The IMPROVE-CHF study included 501 patients who presented to seven Canadian emergency departments with dyspnea. NT-proBNP samples were taken in all patients, but in only about half were the treating physicians made aware of the results. In the other half of patients, physicians utilized standard clinical tools to determine a diagnosis.

Patients were followed for 60 days to determine whether knowledge of NT-proBNP values improved the management of patients with suspected acute heart failure in a publicly funded, universal-access health care setting.

Although the amount of time spent in the ED was significantly reduced, the number of ICU admissions, median duration of ICU stay, and the number of patients requiring hospitalization after their ED visit did not differ between the NT-proBNP group and the usual-care group.
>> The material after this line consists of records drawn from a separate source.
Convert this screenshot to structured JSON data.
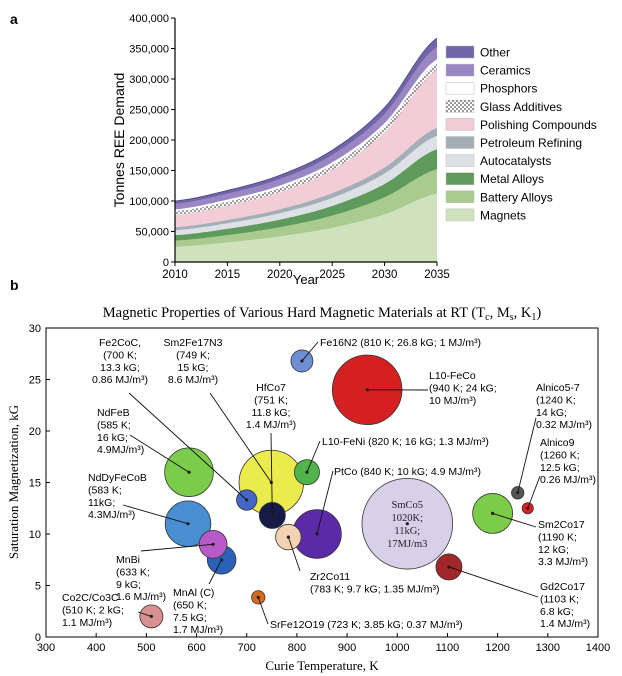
{
  "panel_a_label": "a",
  "panel_b_label": "b",
  "chart_data": [
    {
      "type": "area",
      "stacked": true,
      "x": [
        2010,
        2015,
        2020,
        2025,
        2030,
        2035
      ],
      "xlabel": "Year",
      "ylabel": "Tonnes REE Demand",
      "ylim": [
        0,
        400000
      ],
      "xticks": [
        "2010",
        "2015",
        "2020",
        "2025",
        "2030",
        "2035"
      ],
      "yticks": [
        "0",
        "50,000",
        "100,000",
        "150,000",
        "200,000",
        "250,000",
        "300,000",
        "350,000",
        "400,000"
      ],
      "legend_placement": "right",
      "series": [
        {
          "name": "Magnets",
          "color": "#cfe2bd",
          "values": [
            25000,
            32000,
            42000,
            56000,
            78000,
            112000
          ]
        },
        {
          "name": "Battery Alloys",
          "color": "#a9cc8e",
          "values": [
            10000,
            12000,
            15000,
            20000,
            28000,
            40000
          ]
        },
        {
          "name": "Metal Alloys",
          "color": "#5e9a5c",
          "values": [
            9000,
            10500,
            12500,
            16000,
            22000,
            33000
          ]
        },
        {
          "name": "Autocatalysts",
          "color": "#dde1e6",
          "values": [
            8000,
            9000,
            10500,
            13000,
            17000,
            22000
          ]
        },
        {
          "name": "Petroleum Refining",
          "color": "#a4aeb7",
          "values": [
            5000,
            5500,
            6500,
            8000,
            10000,
            13000
          ]
        },
        {
          "name": "Polishing Compounds",
          "color": "#f2ccd6",
          "values": [
            20000,
            23500,
            28000,
            38000,
            58000,
            95000
          ]
        },
        {
          "name": "Glass Additives",
          "color": "#ffffff",
          "pattern": "dots",
          "values": [
            6000,
            6500,
            7000,
            8000,
            9500,
            11000
          ]
        },
        {
          "name": "Phosphors",
          "color": "#ffffff",
          "values": [
            3000,
            3300,
            3700,
            4300,
            5200,
            6500
          ]
        },
        {
          "name": "Ceramics",
          "color": "#9b86c4",
          "values": [
            9000,
            9500,
            10500,
            12000,
            15000,
            20000
          ]
        },
        {
          "name": "Other",
          "color": "#6f65a8",
          "values": [
            5000,
            5500,
            6500,
            8000,
            10500,
            14500
          ]
        }
      ]
    },
    {
      "type": "scatter",
      "title_main": "Magnetic Properties of Various Hard Magnetic Materials at RT (T",
      "title_sub1": "c",
      "title_mid1": ", M",
      "title_sub2": "s",
      "title_mid2": ", K",
      "title_sub3": "1",
      "title_end": ")",
      "xlabel": "Curie Temperature, K",
      "ylabel": "Saturation Magnetization, kG",
      "xlim": [
        300,
        1400
      ],
      "ylim": [
        0,
        30
      ],
      "xticks": [
        "300",
        "400",
        "500",
        "600",
        "700",
        "800",
        "900",
        "1000",
        "1100",
        "1200",
        "1300",
        "1400"
      ],
      "yticks": [
        "0",
        "5",
        "10",
        "15",
        "20",
        "25",
        "30"
      ],
      "points": [
        {
          "id": "fe2coc",
          "x": 700,
          "y": 13.3,
          "k1": 0.86,
          "color": "#4466c8",
          "label": [
            "Fe2CoC,",
            "(700 K;",
            "13.3 kG;",
            "0.86 MJ/m³)"
          ]
        },
        {
          "id": "sm2fe17n3",
          "x": 749,
          "y": 15,
          "k1": 8.6,
          "color": "#eceb4e",
          "label": [
            "Sm2Fe17N3",
            "(749 K;",
            "15 kG;",
            "8.6 MJ/m³)"
          ]
        },
        {
          "id": "hfco7",
          "x": 751,
          "y": 11.8,
          "k1": 1.4,
          "color": "#151a48",
          "label": [
            "HfCo7",
            "(751 K;",
            "11.8 kG;",
            "1.4 MJ/m³)"
          ]
        },
        {
          "id": "fe16n2",
          "x": 810,
          "y": 26.8,
          "k1": 1,
          "color": "#6f8fd4",
          "label": [
            "Fe16N2 (810 K; 26.8 kG; 1 MJ/m³)"
          ]
        },
        {
          "id": "l10feco",
          "x": 940,
          "y": 24,
          "k1": 10,
          "color": "#d42020",
          "label": [
            "L10-FeCo",
            "(940 K; 24 kG;",
            "10 MJ/m³)"
          ]
        },
        {
          "id": "l10feni",
          "x": 820,
          "y": 16,
          "k1": 1.3,
          "color": "#4fb44a",
          "label": [
            "L10-FeNi (820 K; 16 kG; 1.3 MJ/m³)"
          ]
        },
        {
          "id": "ptco",
          "x": 840,
          "y": 10,
          "k1": 4.9,
          "color": "#5a2aa8",
          "label": [
            "PtCo (840 K; 10 kG; 4.9 MJ/m³)"
          ]
        },
        {
          "id": "ndfeb",
          "x": 585,
          "y": 16,
          "k1": 4.9,
          "color": "#7bcc4a",
          "label": [
            "NdFeB",
            "(585 K;",
            "16 kG;",
            "4.9MJ/m³)"
          ]
        },
        {
          "id": "ndfecob",
          "x": 583,
          "y": 11,
          "k1": 4.3,
          "color": "#4a8ed2",
          "label": [
            "NdDyFeCoB",
            "(583 K;",
            "11kG;",
            "4.3MJ/m³)"
          ]
        },
        {
          "id": "mnbi",
          "x": 633,
          "y": 9,
          "k1": 1.6,
          "color": "#b85ac8",
          "label": [
            "MnBi",
            "(633 K;",
            "9 kG;",
            "1.6 MJ/m³)"
          ]
        },
        {
          "id": "mnal",
          "x": 650,
          "y": 7.5,
          "k1": 1.7,
          "color": "#2a62b8",
          "label": [
            "MnAl (C)",
            "(650 K;",
            "7.5 kG;",
            "1.7 MJ/m³)"
          ]
        },
        {
          "id": "zr2co11",
          "x": 783,
          "y": 9.7,
          "k1": 1.35,
          "color": "#f2d2b0",
          "label": [
            "Zr2Co11",
            "(783 K; 9.7 kG; 1.35 MJ/m³)"
          ]
        },
        {
          "id": "smco5",
          "x": 1020,
          "y": 11,
          "k1": 17,
          "color": "#d8d0e8",
          "label": [
            "SmCo5",
            "1020K;",
            "11kG;",
            "17MJ/m3"
          ]
        },
        {
          "id": "alnico57",
          "x": 1240,
          "y": 14,
          "k1": 0.32,
          "color": "#555555",
          "label": [
            "Alnico5-7",
            "(1240 K;",
            "14 kG;",
            "0.32 MJ/m³)"
          ]
        },
        {
          "id": "alnico9",
          "x": 1260,
          "y": 12.5,
          "k1": 0.26,
          "color": "#e02020",
          "label": [
            "Alnico9",
            "(1260 K;",
            "12.5 kG;",
            "0.26 MJ/m³)"
          ]
        },
        {
          "id": "sm2co17",
          "x": 1190,
          "y": 12,
          "k1": 3.3,
          "color": "#7ccc4a",
          "label": [
            "Sm2Co17",
            "(1190 K;",
            "12 kG;",
            "3.3 MJ/m³)"
          ]
        },
        {
          "id": "gd2co17",
          "x": 1103,
          "y": 6.8,
          "k1": 1.4,
          "color": "#a02828",
          "label": [
            "Gd2Co17",
            "(1103 K;",
            "6.8 kG;",
            "1.4 MJ/m³)"
          ]
        },
        {
          "id": "co2c",
          "x": 510,
          "y": 2,
          "k1": 1.1,
          "color": "#d89090",
          "label": [
            "Co2C/Co3C",
            "(510 K; 2 kG;",
            "1.1 MJ/m³)"
          ]
        },
        {
          "id": "srfe12o19",
          "x": 723,
          "y": 3.85,
          "k1": 0.37,
          "color": "#d66a20",
          "label": [
            "SrFe12O19 (723 K; 3.85 kG; 0.37 MJ/m³)"
          ]
        }
      ]
    }
  ]
}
By 60 days, 23% of patients enrolled had died or were rehospitalized, with no difference between groups.

Discussant Dr. Margaret M. Redford of the Mayo Clinic in Rochester, Minn., noted that the researchers were not clear on whether the cost savings were caused by more efficient treatment of patients or to less use of other diagnostic testing. It was also unclear whether the test was most helpful in making a diagnosis of heart failure or in excluding heart failure.

She also noted that the setting for IMPROVE-CHF—in Canada, where there is a single-payer system and carefully controlled costs—is both a strength and a limitation of the trial. “In this system costs are already carefully controlled, making it a rigorous testing ground for cost-saving measure … but we cannot assume the savings observed in the Canadian system would necessarily be observed in other health care systems.”